Sen. Rand Paul: Dems should recall Clinton's intern scandal when criticizing GOP on women issues
WASHINGTON — Democrats should remember President Bill Clinton's sexual affair with a White House intern before turning their criticism to Republicans' attitudes toward women, Sen. Rand Paul said Sunday.
"He took advantage of a girl that was 20 years old and an intern in his office," said Paul, R-Ky. "There is no excuse for that, and that is predatory behavior."
Paul's invocation of intern Monica Lewinsky, who was 22 at the time of her first liaison with Clinton in November 1995, comes as Democrats have been redoubling their efforts to paint the GOP as a party that stands opposed to women on issues such as contraception, abortion rights and equal pay. In the wake of losing back-to-back presidential elections, the GOP has tried to improve its outreach to female voters, who reliably support Democratic candidates.
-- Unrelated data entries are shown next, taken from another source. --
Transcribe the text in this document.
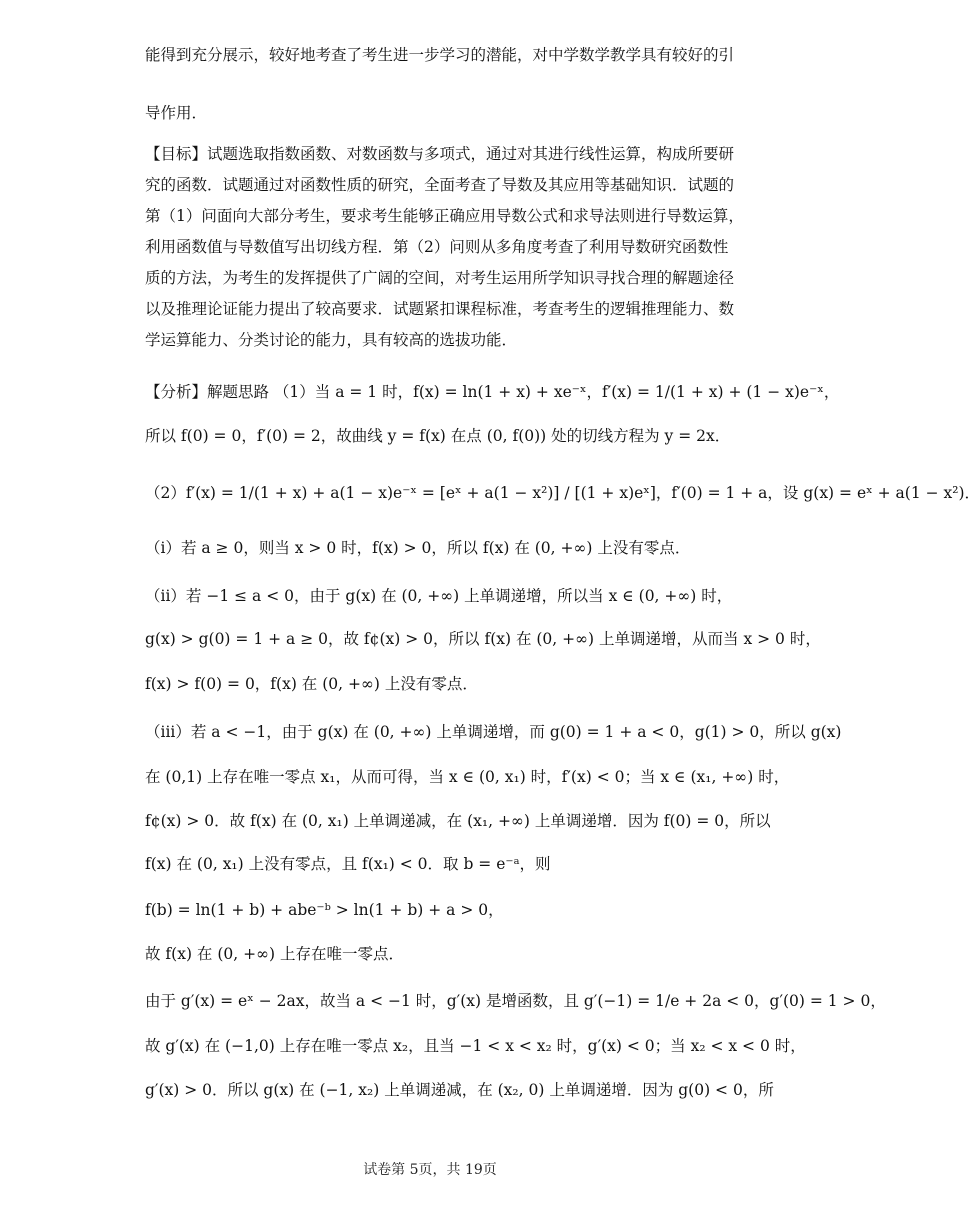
能得到充分展示，较好地考查了考生进一步学习的潜能，对中学数学教学具有较好的引
导作用．
【目标】试题选取指数函数、对数函数与多项式，通过对其进行线性运算，构成所要研
究的函数．试题通过对函数性质的研究，全面考查了导数及其应用等基础知识．试题的
第（1）问面向大部分考生，要求考生能够正确应用导数公式和求导法则进行导数运算，
利用函数值与导数值写出切线方程．第（2）问则从多角度考查了利用导数研究函数性
质的方法，为考生的发挥提供了广阔的空间，对考生运用所学知识寻找合理的解题途径
以及推理论证能力提出了较高要求．试题紧扣课程标准，考查考生的逻辑推理能力、数
学运算能力、分类讨论的能力，具有较高的选拔功能．
【分析】解题思路 （1）当 a = 1 时，f(x) = ln(1 + x) + xe⁻ˣ，f′(x) = 1/(1 + x) + (1 − x)e⁻ˣ，
所以 f(0) = 0，f′(0) = 2，故曲线 y = f(x) 在点 (0, f(0)) 处的切线方程为 y = 2x．
（2）f′(x) = 1/(1 + x) + a(1 − x)e⁻ˣ = [eˣ + a(1 − x²)] / [(1 + x)eˣ]，f′(0) = 1 + a，设 g(x) = eˣ + a(1 − x²)．
（i）若 a ≥ 0，则当 x > 0 时，f(x) > 0，所以 f(x) 在 (0, +∞) 上没有零点．
（ii）若 −1 ≤ a < 0，由于 g(x) 在 (0, +∞) 上单调递增，所以当 x ∈ (0, +∞) 时，
g(x) > g(0) = 1 + a ≥ 0，故 f¢(x) > 0，所以 f(x) 在 (0, +∞) 上单调递增，从而当 x > 0 时，
f(x) > f(0) = 0，f(x) 在 (0, +∞) 上没有零点．
（iii）若 a < −1，由于 g(x) 在 (0, +∞) 上单调递增，而 g(0) = 1 + a < 0，g(1) > 0，所以 g(x)
在 (0,1) 上存在唯一零点 x₁，从而可得，当 x ∈ (0, x₁) 时，f′(x) < 0；当 x ∈ (x₁, +∞) 时，
f¢(x) > 0．故 f(x) 在 (0, x₁) 上单调递减，在 (x₁, +∞) 上单调递增．因为 f(0) = 0，所以
f(x) 在 (0, x₁) 上没有零点，且 f(x₁) < 0．取 b = e⁻ᵃ，则
f(b) = ln(1 + b) + abe⁻ᵇ > ln(1 + b) + a > 0，
故 f(x) 在 (0, +∞) 上存在唯一零点．
由于 g′(x) = eˣ − 2ax，故当 a < −1 时，g′(x) 是增函数，且 g′(−1) = 1/e + 2a < 0，g′(0) = 1 > 0，
故 g′(x) 在 (−1,0) 上存在唯一零点 x₂，且当 −1 < x < x₂ 时，g′(x) < 0；当 x₂ < x < 0 时，
g′(x) > 0．所以 g(x) 在 (−1, x₂) 上单调递减，在 (x₂, 0) 上单调递增．因为 g(0) < 0，所
试卷第 5页，共 19页
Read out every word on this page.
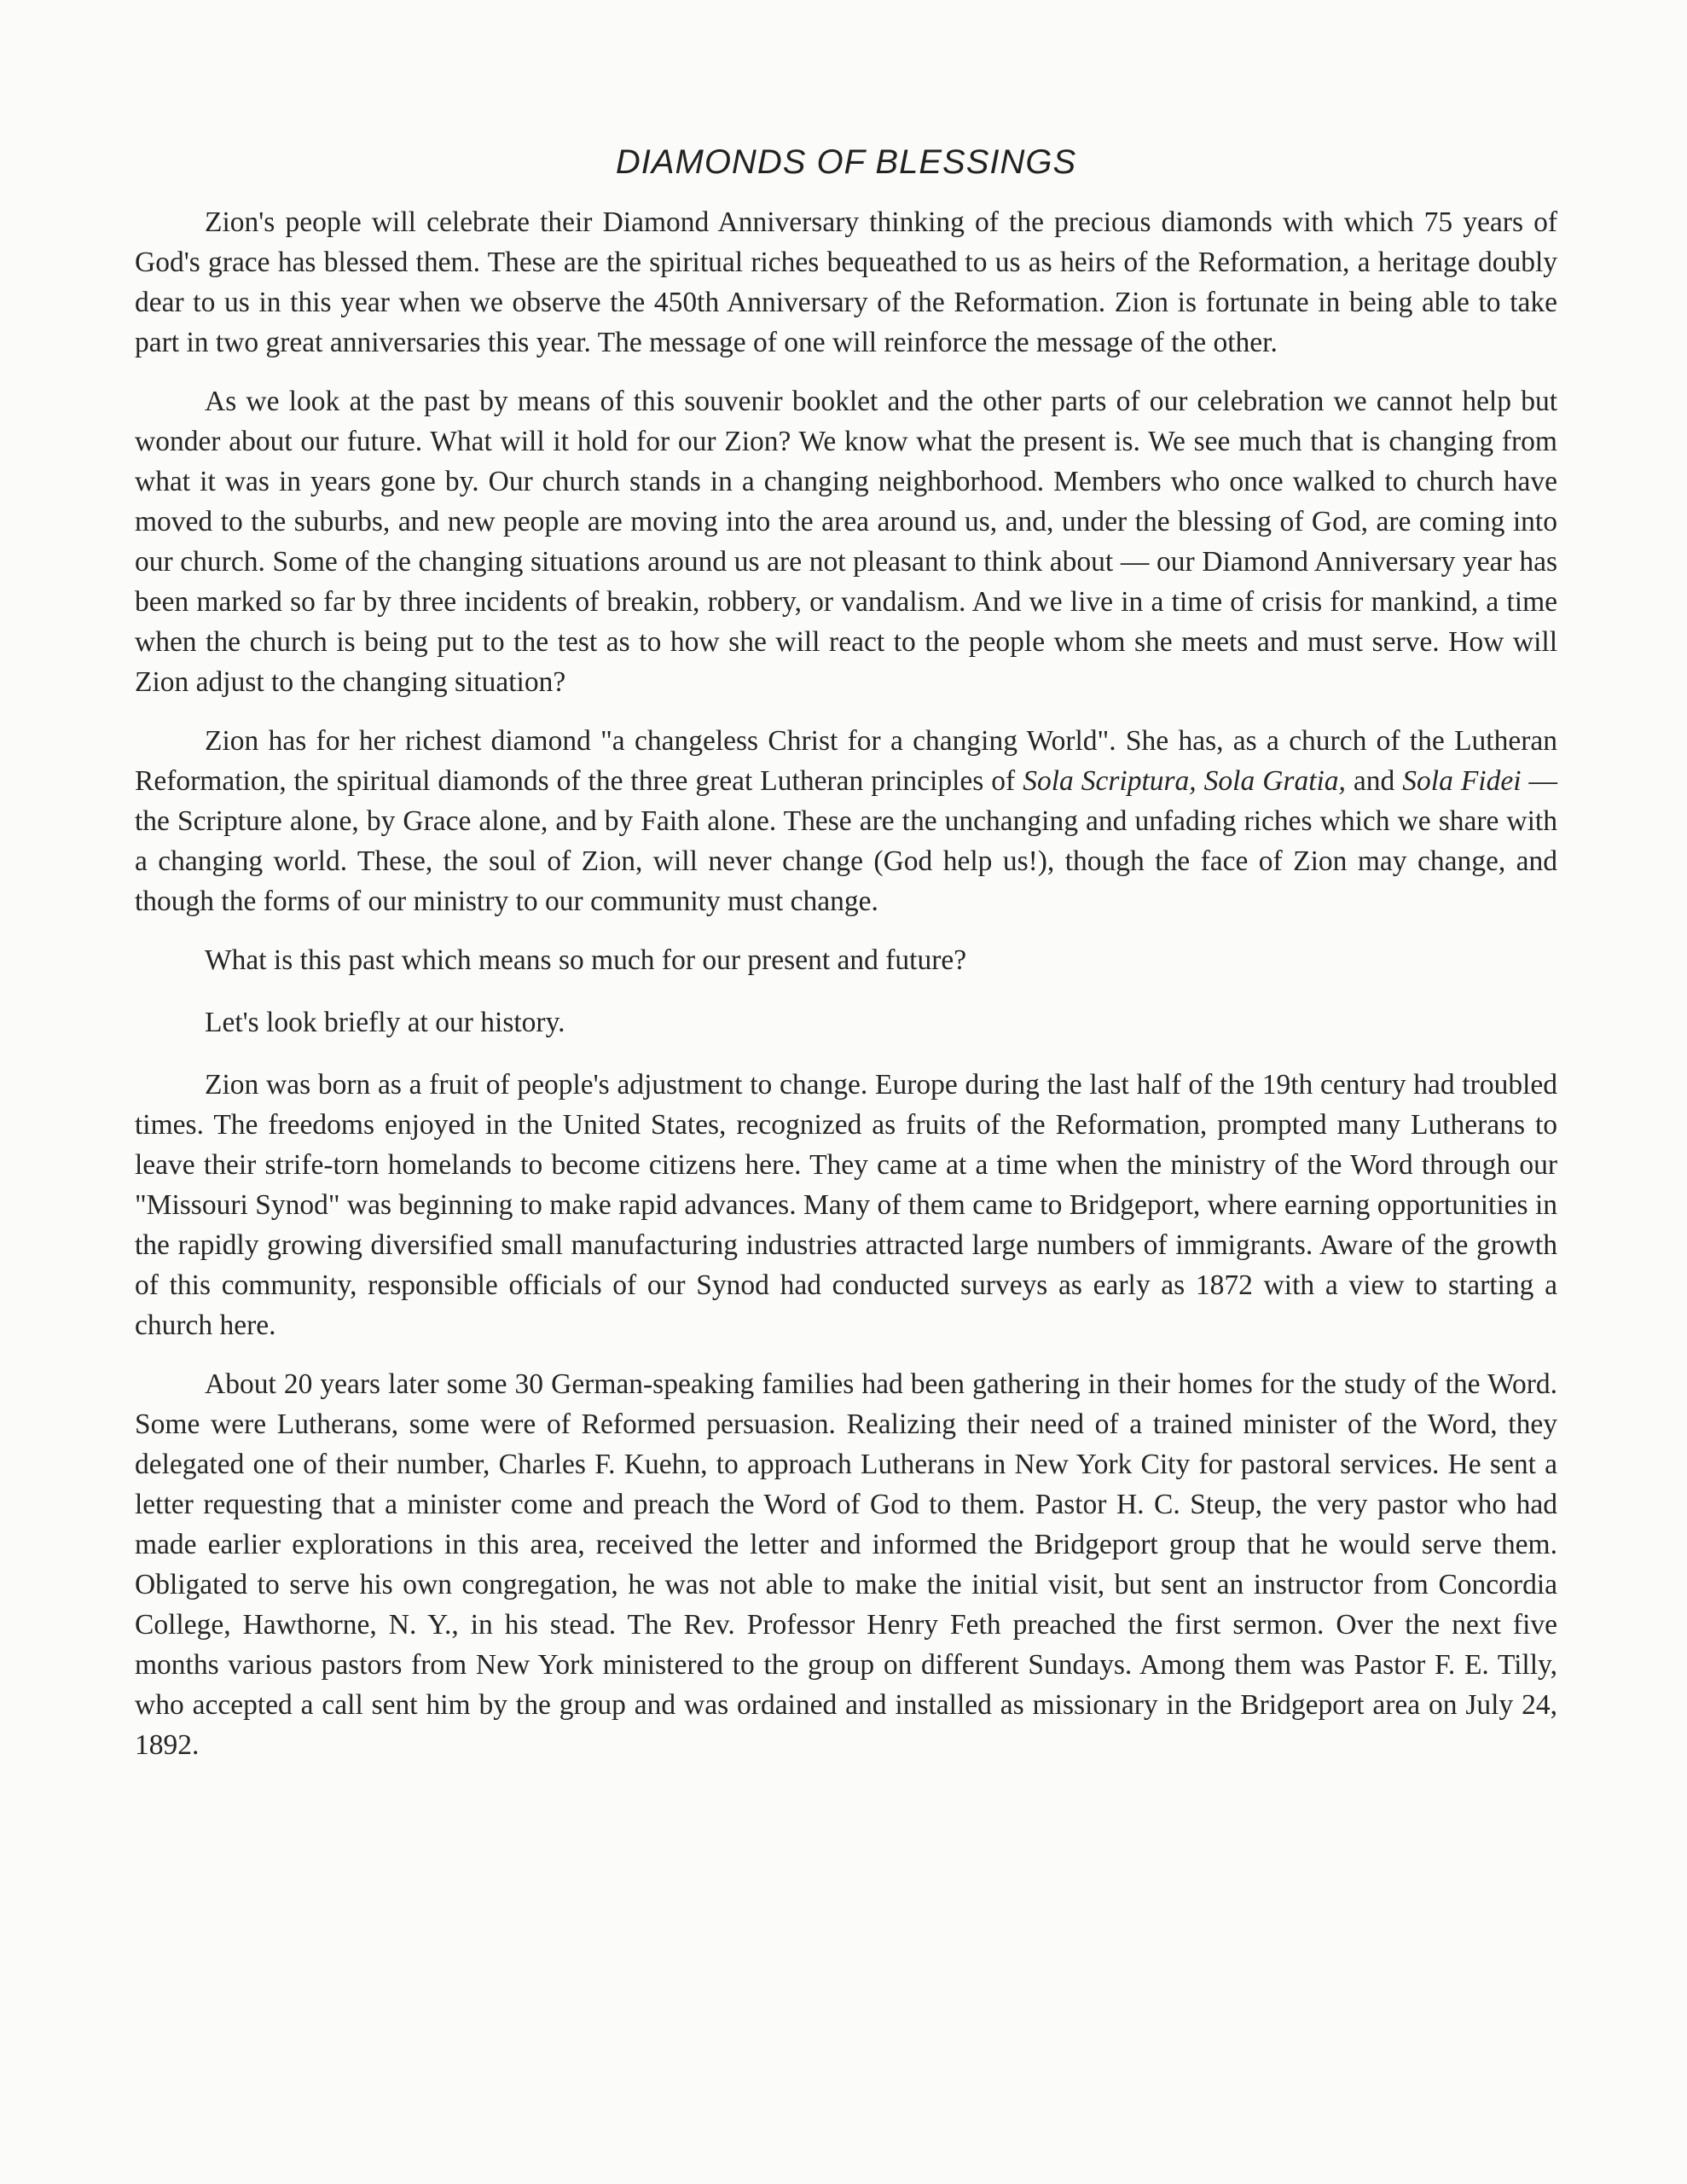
DIAMONDS OF BLESSINGS

Zion's people will celebrate their Diamond Anniversary thinking of the precious diamonds with which 75 years of God's grace has blessed them. These are the spiritual riches bequeathed to us as heirs of the Reformation, a heritage doubly dear to us in this year when we observe the 450th Anniversary of the Reformation. Zion is fortunate in being able to take part in two great anniversaries this year. The message of one will reinforce the message of the other.

As we look at the past by means of this souvenir booklet and the other parts of our celebration we cannot help but wonder about our future. What will it hold for our Zion? We know what the present is. We see much that is changing from what it was in years gone by. Our church stands in a changing neighborhood. Members who once walked to church have moved to the suburbs, and new people are moving into the area around us, and, under the blessing of God, are coming into our church. Some of the changing situations around us are not pleasant to think about — our Diamond Anniversary year has been marked so far by three incidents of breakin, robbery, or vandalism. And we live in a time of crisis for mankind, a time when the church is being put to the test as to how she will react to the people whom she meets and must serve. How will Zion adjust to the changing situation?

Zion has for her richest diamond "a changeless Christ for a changing World". She has, as a church of the Lutheran Reformation, the spiritual diamonds of the three great Lutheran principles of Sola Scriptura, Sola Gratia, and Sola Fidei — the Scripture alone, by Grace alone, and by Faith alone. These are the unchanging and unfading riches which we share with a changing world. These, the soul of Zion, will never change (God help us!), though the face of Zion may change, and though the forms of our ministry to our community must change.

What is this past which means so much for our present and future?

Let's look briefly at our history.

Zion was born as a fruit of people's adjustment to change. Europe during the last half of the 19th century had troubled times. The freedoms enjoyed in the United States, recognized as fruits of the Reformation, prompted many Lutherans to leave their strife-torn homelands to become citizens here. They came at a time when the ministry of the Word through our "Missouri Synod" was beginning to make rapid advances. Many of them came to Bridgeport, where earning opportunities in the rapidly growing diversified small manufacturing industries attracted large numbers of immigrants. Aware of the growth of this community, responsible officials of our Synod had conducted surveys as early as 1872 with a view to starting a church here.

About 20 years later some 30 German-speaking families had been gathering in their homes for the study of the Word. Some were Lutherans, some were of Reformed persuasion. Realizing their need of a trained minister of the Word, they delegated one of their number, Charles F. Kuehn, to approach Lutherans in New York City for pastoral services. He sent a letter requesting that a minister come and preach the Word of God to them. Pastor H. C. Steup, the very pastor who had made earlier explorations in this area, received the letter and informed the Bridgeport group that he would serve them. Obligated to serve his own congregation, he was not able to make the initial visit, but sent an instructor from Concordia College, Hawthorne, N. Y., in his stead. The Rev. Professor Henry Feth preached the first sermon. Over the next five months various pastors from New York ministered to the group on different Sundays. Among them was Pastor F. E. Tilly, who accepted a call sent him by the group and was ordained and installed as missionary in the Bridgeport area on July 24, 1892.
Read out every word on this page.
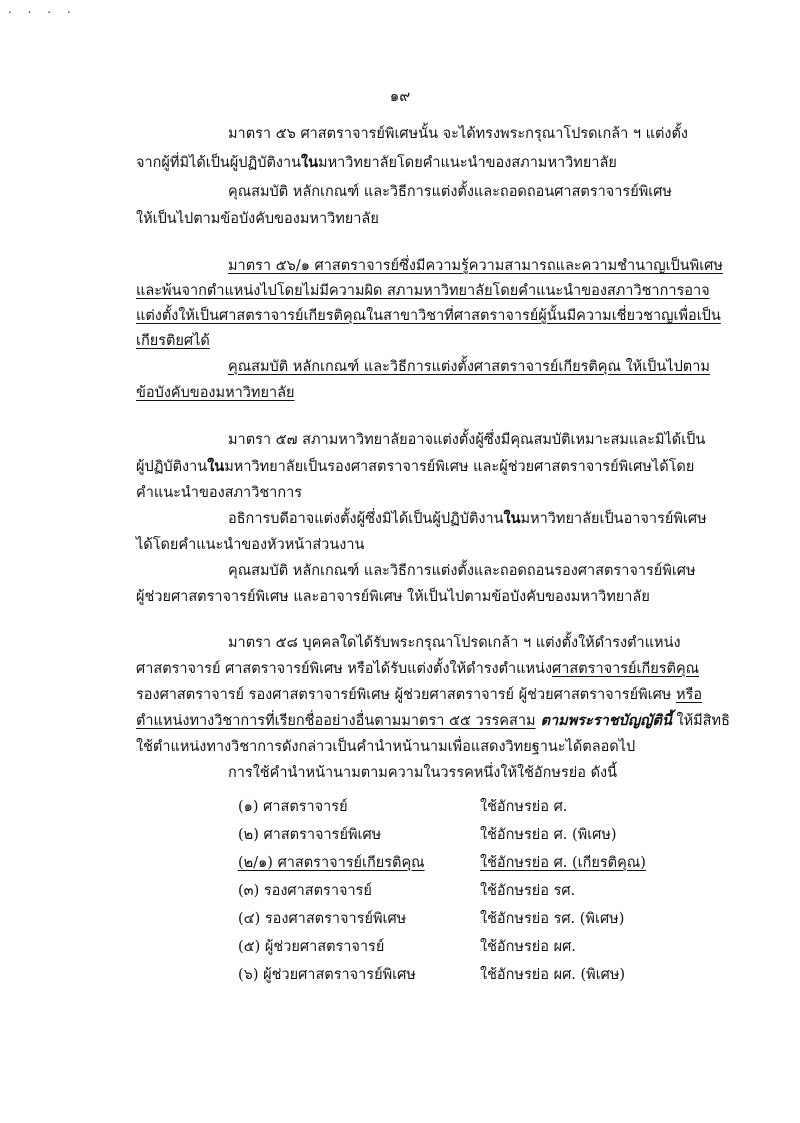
. . . .
๑๙
มาตรา ๕๖ ศาสตราจารย์พิเศษนั้น จะได้ทรงพระกรุณาโปรดเกล้า ฯ แต่งตั้ง
จากผู้ที่มิได้เป็นผู้ปฏิบัติงานในมหาวิทยาลัยโดยคำแนะนำของสภามหาวิทยาลัย
คุณสมบัติ หลักเกณฑ์ และวิธีการแต่งตั้งและถอดถอนศาสตราจารย์พิเศษ
ให้เป็นไปตามข้อบังคับของมหาวิทยาลัย
มาตรา ๕๖/๑ ศาสตราจารย์ซึ่งมีความรู้ความสามารถและความชำนาญเป็นพิเศษ
และพ้นจากตำแหน่งไปโดยไม่มีความผิด สภามหาวิทยาลัยโดยคำแนะนำของสภาวิชาการอาจ
แต่งตั้งให้เป็นศาสตราจารย์เกียรติคุณในสาขาวิชาที่ศาสตราจารย์ผู้นั้นมีความเชี่ยวชาญเพื่อเป็น
เกียรติยศได้
คุณสมบัติ หลักเกณฑ์ และวิธีการแต่งตั้งศาสตราจารย์เกียรติคุณ ให้เป็นไปตาม
ข้อบังคับของมหาวิทยาลัย
มาตรา ๕๗ สภามหาวิทยาลัยอาจแต่งตั้งผู้ซึ่งมีคุณสมบัติเหมาะสมและมิได้เป็น
ผู้ปฏิบัติงานในมหาวิทยาลัยเป็นรองศาสตราจารย์พิเศษ และผู้ช่วยศาสตราจารย์พิเศษได้โดย
คำแนะนำของสภาวิชาการ
อธิการบดีอาจแต่งตั้งผู้ซึ่งมิได้เป็นผู้ปฏิบัติงานในมหาวิทยาลัยเป็นอาจารย์พิเศษ
ได้โดยคำแนะนำของหัวหน้าส่วนงาน
คุณสมบัติ หลักเกณฑ์ และวิธีการแต่งตั้งและถอดถอนรองศาสตราจารย์พิเศษ
ผู้ช่วยศาสตราจารย์พิเศษ และอาจารย์พิเศษ ให้เป็นไปตามข้อบังคับของมหาวิทยาลัย
มาตรา ๕๘ บุคคลใดได้รับพระกรุณาโปรดเกล้า ฯ แต่งตั้งให้ดำรงตำแหน่ง
ศาสตราจารย์ ศาสตราจารย์พิเศษ หรือได้รับแต่งตั้งให้ดำรงตำแหน่งศาสตราจารย์เกียรติคุณ
รองศาสตราจารย์ รองศาสตราจารย์พิเศษ ผู้ช่วยศาสตราจารย์ ผู้ช่วยศาสตราจารย์พิเศษ หรือ
ตำแหน่งทางวิชาการที่เรียกชื่ออย่างอื่นตามมาตรา ๕๕ วรรคสาม ตามพระราชบัญญัตินี้ ให้มีสิทธิ
ใช้ตำแหน่งทางวิชาการดังกล่าวเป็นคำนำหน้านามเพื่อแสดงวิทยฐานะได้ตลอดไป
การใช้คำนำหน้านามตามความในวรรคหนึ่งให้ใช้อักษรย่อ ดังนี้
(๑) ศาสตราจารย์	ใช้อักษรย่อ ศ.
(๒) ศาสตราจารย์พิเศษ	ใช้อักษรย่อ ศ. (พิเศษ)
(๒/๑) ศาสตราจารย์เกียรติคุณ	ใช้อักษรย่อ ศ. (เกียรติคุณ)
(๓) รองศาสตราจารย์	ใช้อักษรย่อ รศ.
(๔) รองศาสตราจารย์พิเศษ	ใช้อักษรย่อ รศ. (พิเศษ)
(๕) ผู้ช่วยศาสตราจารย์	ใช้อักษรย่อ ผศ.
(๖) ผู้ช่วยศาสตราจารย์พิเศษ	ใช้อักษรย่อ ผศ. (พิเศษ)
The GOP's efforts stumbled this week, when former Arkansas Gov. Mike Huckabee linked women's "libido" and government-sponsored birth control while addressing the Republican National Committee. While Huckabee said Democrats were the ones who were patronizing to women, his comments spun out of control, and Democrats quickly seized on the phrasing to underscore their campaign.
Paul, rejecting the criticism of the GOP, said Democrats should look at their most recent former president and his infidelity.
Clinton's sexual relationship with Lewinsky was among the reasons the House cited in voting to impeach Clinton in 1998. The Senate acquitted him.
"Someone who takes advantage of a young girl in their office? I mean, really. And then they have the gall to stand up and say, 'Republicans are having a war on women?'" Paul told NBC's "Meet the Press."
Paul's remarks come as he weighs a presidential campaign in 2016 — an endeavor that could bring him face to face with former first lady Hillary Rodham Clinton, if she, too, decides to run for the White House.
Paul said that Bill Clinton's infidelity shouldn't be used against Hillary Rodham Clinton if she seeks the Democratic nomination for president. "Now, it's not Hillary's fault," he said.
But of the Clintons, he added "sometimes it's hard to separate one from the other."
Paul's comments track with what his wife said about Bill Clinton in a recent profile.
"I would say his behavior was predatory, offensive to women," Kelley Ashby told Vogue, adding that Lewinsky affair should complicate his return to the White House as first gentleman.